Bahsettiğimiz manada bütüncül adaletin dolgun bir ifadesini, İslam ahlak düşüncesinin köşe taşı eserlerinden olan Mâverdî’nin Edebü’d-dünyâ ve’d-dîn isimli kitabında buluruz. Mâverdî “kapsayıcı adalet”i (adlün şâmil) kişinin kendinde gerçekleştireceği adalet ile başkalarında gerçekleştireceği adalet olmak üzere temelde iki kısma ayırıyor ve birinci kısım hakkında şöyle diyor:
“1. İnsanın kendinde adaleti gerçekleştirme görevi.
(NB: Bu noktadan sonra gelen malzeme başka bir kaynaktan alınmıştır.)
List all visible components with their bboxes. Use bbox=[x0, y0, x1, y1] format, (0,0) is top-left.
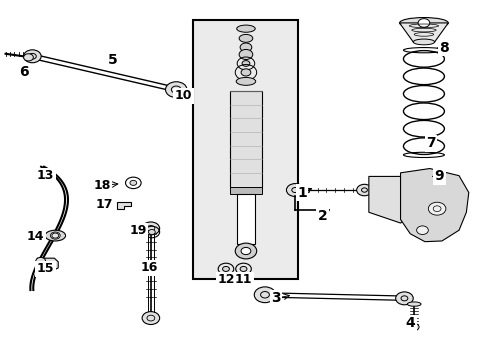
Circle shape bbox=[142, 312, 159, 324]
Circle shape bbox=[254, 287, 275, 303]
Circle shape bbox=[417, 19, 429, 27]
Text: 15: 15 bbox=[37, 262, 54, 275]
Text: 19: 19 bbox=[129, 224, 146, 238]
Text: 12: 12 bbox=[217, 273, 234, 286]
Text: 4: 4 bbox=[405, 316, 414, 330]
Polygon shape bbox=[399, 23, 447, 42]
Text: 3: 3 bbox=[271, 291, 281, 305]
Ellipse shape bbox=[236, 77, 255, 85]
Text: 7: 7 bbox=[425, 136, 435, 150]
Circle shape bbox=[240, 43, 251, 51]
Polygon shape bbox=[37, 258, 58, 270]
Ellipse shape bbox=[50, 232, 60, 239]
Bar bbox=[230, 91, 261, 188]
Circle shape bbox=[142, 222, 159, 235]
Ellipse shape bbox=[412, 39, 434, 45]
Ellipse shape bbox=[45, 230, 65, 241]
Text: 2: 2 bbox=[317, 209, 327, 223]
Circle shape bbox=[356, 184, 371, 196]
Text: 18: 18 bbox=[93, 179, 111, 192]
Polygon shape bbox=[400, 168, 468, 242]
Text: 11: 11 bbox=[234, 273, 252, 286]
Text: 8: 8 bbox=[439, 41, 448, 55]
Circle shape bbox=[286, 184, 304, 197]
Circle shape bbox=[23, 54, 33, 61]
Ellipse shape bbox=[407, 302, 420, 306]
Text: 13: 13 bbox=[37, 169, 54, 182]
Bar bbox=[193, 21, 298, 279]
Circle shape bbox=[222, 266, 229, 271]
Text: 16: 16 bbox=[141, 261, 158, 274]
Circle shape bbox=[130, 180, 137, 185]
Text: 6: 6 bbox=[19, 65, 29, 79]
Polygon shape bbox=[368, 176, 409, 223]
Circle shape bbox=[416, 226, 427, 234]
Circle shape bbox=[395, 292, 412, 305]
Circle shape bbox=[23, 50, 41, 63]
Text: 17: 17 bbox=[95, 198, 113, 211]
Circle shape bbox=[427, 202, 445, 215]
Text: 14: 14 bbox=[27, 230, 44, 243]
Circle shape bbox=[241, 247, 250, 255]
Ellipse shape bbox=[399, 18, 447, 28]
Text: 10: 10 bbox=[174, 89, 192, 102]
Polygon shape bbox=[117, 202, 131, 210]
Circle shape bbox=[239, 49, 252, 59]
Text: 9: 9 bbox=[434, 170, 444, 183]
Circle shape bbox=[165, 82, 186, 98]
Circle shape bbox=[235, 243, 256, 259]
Circle shape bbox=[241, 69, 250, 76]
Circle shape bbox=[408, 323, 418, 330]
Bar bbox=[230, 187, 261, 194]
Ellipse shape bbox=[239, 35, 252, 42]
Circle shape bbox=[148, 229, 155, 234]
Circle shape bbox=[240, 266, 246, 271]
Text: 1: 1 bbox=[297, 185, 306, 199]
Circle shape bbox=[36, 257, 45, 265]
Ellipse shape bbox=[236, 25, 255, 32]
Circle shape bbox=[242, 60, 249, 66]
Bar bbox=[237, 194, 254, 244]
Text: 5: 5 bbox=[108, 53, 118, 67]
Bu, kişinin kendini iyiliklere yöneltip kötülüklerden uzak tutmasıyla, sonra da tutum ve davranışlarında iki aşırı uç, yani haddi aşma (tecavüz/ifrat) ile eksik bırakma (taksir/tefrit) arasındaki en dengeli noktayı gözetmesiyle olur. Çünkü davranışlarda haddi aşma zarar doğurur, eksik bırakma ise zulümdür. Kendine zulmeden, başkasına karşı daha da zalim olur; kendine zarar veren başkalarına karşı daha zararlı olur.”[6]
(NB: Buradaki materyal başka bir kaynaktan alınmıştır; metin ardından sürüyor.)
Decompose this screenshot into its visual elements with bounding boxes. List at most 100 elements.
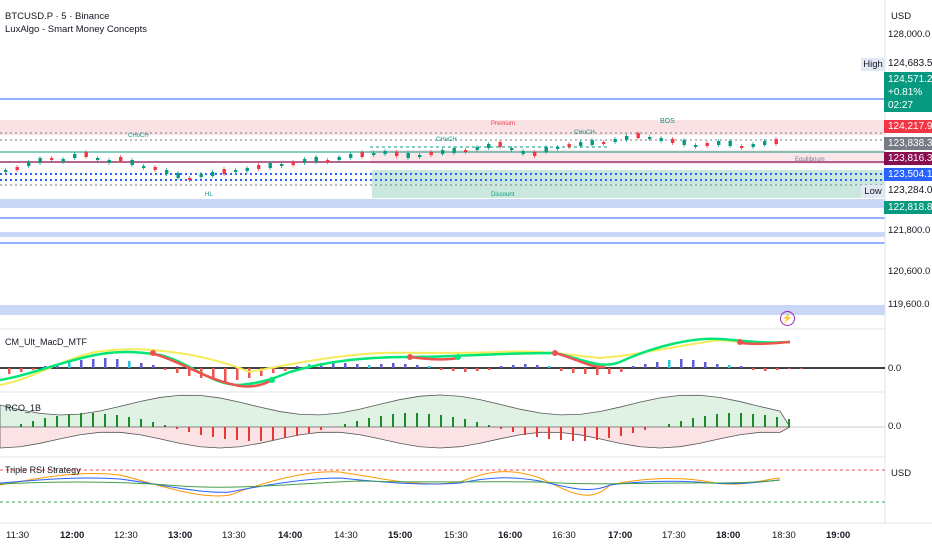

İnsanların başkalarına karşı adil olma görevi de kendi içinde üç kısımdır:
- Kendinden daha alt konumda bulunanlara karşı adaletli olmak. Başta devlet başkanı olmak üzere bütün yöneticilerin yönettiği kesimler üzerindeki adaleti bu kısma dahil olup bu tür adalet şu dört hususta tezahür eder: i) Onlar hakkında her zaman ve her konuda kolaylık tarafını seçmek, ii) Zorluk ve sıkıntıları ortadan kaldırmak, iii) Elindeki gücü haksız şekilde, hoyratça kullanmaktan çekinmek, iv) Yaşamın her türlü tezahüründe hakka riayet etmek.
- Kendinden daha üst konumda bulunanlara karşı adaletli olmak. Mâverdî halkın yöneticilere karşı tutumunu bu kısımda ele alıyor ve bu tür adaletin üç şekilde olabileceğini dile getiriyor: i) Gönüllü itaat (ihlâsu’t-tâʻa), ii) Geniş yardım (bezlü’n-nusre) iii) Samimi dostluk (sıdku’l-velâ).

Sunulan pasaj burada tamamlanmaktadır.